Girmiştir millete kazıktan bir kol
Elbiselerimiz geliyor bize artık bol
Tümden zarar ettik zaten eller sol
Oğlum sen hayat boyu ezilenlerden ol

21 Ocak 2009

Bastırnakh

Uyandım güneş ile sabahın kör sahati
Gözlerimden yaşlar her an düşücek sanki
Açıp da yıkansam kurtulucam belki
Kalkmaya istek yok içimde gel gör ki

Yatakta dört döndüm sabaha kadar dün gece, tam uyuyucam kabusun biri bitiyor ötekisi başlıyor, anlıycağnız yukardaki dörtlük bu kötü geçen gecenin meyvesi :-)
Dükkana gelince hemen içimdekileri kağda döktüm. Kimbilir bir gün belki ben de bir gazeteden bir köşe kaparım belli mi olur?
Ama zor, kendimi yazıya tam kapasite veremedikten sorna bu blog da bana yeter kanımca, hatta çoktur bile adam olanlar için :-)

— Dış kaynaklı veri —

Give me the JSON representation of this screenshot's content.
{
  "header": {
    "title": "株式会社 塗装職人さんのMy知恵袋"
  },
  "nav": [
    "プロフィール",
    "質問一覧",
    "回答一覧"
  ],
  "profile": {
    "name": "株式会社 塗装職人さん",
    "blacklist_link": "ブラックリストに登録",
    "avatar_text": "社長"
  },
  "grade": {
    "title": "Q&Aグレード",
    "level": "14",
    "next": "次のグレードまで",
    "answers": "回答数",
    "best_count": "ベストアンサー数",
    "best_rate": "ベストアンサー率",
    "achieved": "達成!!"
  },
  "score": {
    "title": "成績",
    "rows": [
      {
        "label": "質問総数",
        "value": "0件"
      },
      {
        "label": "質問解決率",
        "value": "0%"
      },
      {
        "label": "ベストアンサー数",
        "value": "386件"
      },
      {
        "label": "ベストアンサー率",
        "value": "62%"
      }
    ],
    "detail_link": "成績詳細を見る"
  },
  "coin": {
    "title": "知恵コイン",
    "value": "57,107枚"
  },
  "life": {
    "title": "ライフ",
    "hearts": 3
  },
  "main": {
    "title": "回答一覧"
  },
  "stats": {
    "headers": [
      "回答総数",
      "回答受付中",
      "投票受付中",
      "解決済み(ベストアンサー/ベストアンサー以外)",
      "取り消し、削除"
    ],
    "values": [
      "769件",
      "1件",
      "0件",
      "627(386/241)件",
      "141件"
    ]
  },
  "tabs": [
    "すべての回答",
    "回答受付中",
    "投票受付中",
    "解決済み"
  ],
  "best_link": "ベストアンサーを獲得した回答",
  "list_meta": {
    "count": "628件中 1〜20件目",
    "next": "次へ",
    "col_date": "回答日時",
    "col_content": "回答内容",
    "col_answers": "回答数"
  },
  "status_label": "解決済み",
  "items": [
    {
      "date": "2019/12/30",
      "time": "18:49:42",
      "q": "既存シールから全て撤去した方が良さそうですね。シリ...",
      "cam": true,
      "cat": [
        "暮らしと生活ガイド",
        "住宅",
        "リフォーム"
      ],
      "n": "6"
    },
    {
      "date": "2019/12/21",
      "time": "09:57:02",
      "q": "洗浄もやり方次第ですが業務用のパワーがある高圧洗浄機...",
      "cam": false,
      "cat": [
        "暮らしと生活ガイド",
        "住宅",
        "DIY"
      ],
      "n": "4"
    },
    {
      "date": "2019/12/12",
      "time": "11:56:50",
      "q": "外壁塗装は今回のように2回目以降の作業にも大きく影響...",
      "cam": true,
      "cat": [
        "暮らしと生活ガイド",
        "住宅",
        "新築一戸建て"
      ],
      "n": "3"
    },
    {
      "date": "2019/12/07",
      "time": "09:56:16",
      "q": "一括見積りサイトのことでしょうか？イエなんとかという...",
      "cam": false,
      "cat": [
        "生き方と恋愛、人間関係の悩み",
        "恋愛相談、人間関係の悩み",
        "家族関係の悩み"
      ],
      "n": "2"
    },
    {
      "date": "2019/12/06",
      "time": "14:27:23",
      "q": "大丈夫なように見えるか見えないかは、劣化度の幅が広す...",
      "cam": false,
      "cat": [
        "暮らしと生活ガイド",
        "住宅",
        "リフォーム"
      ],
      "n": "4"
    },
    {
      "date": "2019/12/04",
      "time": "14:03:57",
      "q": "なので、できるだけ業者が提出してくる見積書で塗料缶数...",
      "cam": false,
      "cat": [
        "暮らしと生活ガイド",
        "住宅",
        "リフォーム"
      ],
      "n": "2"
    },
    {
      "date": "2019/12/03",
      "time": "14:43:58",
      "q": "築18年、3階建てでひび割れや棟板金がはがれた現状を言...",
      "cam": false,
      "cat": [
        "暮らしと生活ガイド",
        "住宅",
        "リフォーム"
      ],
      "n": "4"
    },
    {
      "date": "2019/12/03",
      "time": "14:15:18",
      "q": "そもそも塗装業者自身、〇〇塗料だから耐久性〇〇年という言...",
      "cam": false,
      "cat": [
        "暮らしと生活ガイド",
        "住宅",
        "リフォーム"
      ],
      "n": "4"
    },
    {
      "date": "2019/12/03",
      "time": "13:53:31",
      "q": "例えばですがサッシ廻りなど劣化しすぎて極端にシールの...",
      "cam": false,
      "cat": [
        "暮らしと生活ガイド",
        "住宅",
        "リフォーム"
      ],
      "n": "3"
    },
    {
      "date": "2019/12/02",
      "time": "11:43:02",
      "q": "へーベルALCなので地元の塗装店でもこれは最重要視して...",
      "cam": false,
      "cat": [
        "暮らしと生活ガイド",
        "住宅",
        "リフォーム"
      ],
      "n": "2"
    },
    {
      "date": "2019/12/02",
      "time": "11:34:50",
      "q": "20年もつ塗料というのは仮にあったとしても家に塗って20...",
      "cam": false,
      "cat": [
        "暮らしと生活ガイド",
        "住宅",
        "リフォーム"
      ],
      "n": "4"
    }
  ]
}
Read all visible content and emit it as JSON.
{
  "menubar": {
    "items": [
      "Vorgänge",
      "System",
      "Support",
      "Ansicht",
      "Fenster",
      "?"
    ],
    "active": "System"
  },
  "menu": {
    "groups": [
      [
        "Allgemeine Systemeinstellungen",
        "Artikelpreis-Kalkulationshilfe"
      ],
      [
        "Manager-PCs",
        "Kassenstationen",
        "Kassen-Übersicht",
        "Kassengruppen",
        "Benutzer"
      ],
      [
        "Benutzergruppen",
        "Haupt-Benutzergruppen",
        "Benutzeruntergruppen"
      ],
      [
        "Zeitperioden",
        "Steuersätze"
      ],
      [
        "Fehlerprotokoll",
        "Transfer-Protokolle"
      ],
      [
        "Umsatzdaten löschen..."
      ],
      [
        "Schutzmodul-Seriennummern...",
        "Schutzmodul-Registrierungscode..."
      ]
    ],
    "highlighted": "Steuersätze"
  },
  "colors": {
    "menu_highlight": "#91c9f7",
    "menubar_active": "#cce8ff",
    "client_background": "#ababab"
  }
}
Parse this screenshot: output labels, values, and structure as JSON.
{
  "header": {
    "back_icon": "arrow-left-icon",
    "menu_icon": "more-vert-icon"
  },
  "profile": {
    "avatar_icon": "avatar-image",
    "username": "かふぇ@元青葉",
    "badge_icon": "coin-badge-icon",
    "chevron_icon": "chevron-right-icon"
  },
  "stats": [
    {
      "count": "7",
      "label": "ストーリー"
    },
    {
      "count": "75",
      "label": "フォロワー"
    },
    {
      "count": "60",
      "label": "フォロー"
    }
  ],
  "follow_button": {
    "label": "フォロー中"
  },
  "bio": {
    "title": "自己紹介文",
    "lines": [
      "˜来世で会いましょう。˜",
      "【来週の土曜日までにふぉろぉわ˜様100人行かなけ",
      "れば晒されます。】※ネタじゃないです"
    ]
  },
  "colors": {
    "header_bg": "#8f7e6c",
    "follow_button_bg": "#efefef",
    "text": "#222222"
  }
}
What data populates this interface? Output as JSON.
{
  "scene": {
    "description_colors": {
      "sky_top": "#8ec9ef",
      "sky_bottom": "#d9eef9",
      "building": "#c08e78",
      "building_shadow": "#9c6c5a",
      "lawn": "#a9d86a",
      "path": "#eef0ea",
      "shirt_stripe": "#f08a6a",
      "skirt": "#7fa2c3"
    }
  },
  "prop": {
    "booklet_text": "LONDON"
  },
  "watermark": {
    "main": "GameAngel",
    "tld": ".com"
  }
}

Güneş bu sabah bir değişik parlıyor
Soğuk rüzgara inat ısıtmak istiyor
Mevsimi hatalı gece bitkiler üşüyor
Sıcaklığı sürekli üstünde hisstmek istiyor


Şu küresel ısınma çıktı çıkalı mevsimler de kafayı yemiş, ama kafanın pişiriliş şeklini malesef bilmiyorum.
Kızarmış mı, haşlanmış mı, buhulanmış mı, yoksa fırınlanmış falan mı?
Çünkü hepsinin tadı farklıdır, hem kafayı yerken yanında başka şeyler de lazımdır, peynir ekmek gibi :-) Yoksa yavan olarak kafayı yersen yediğinin tadını nasıl pişmiş olursa olsun alamazsın :-)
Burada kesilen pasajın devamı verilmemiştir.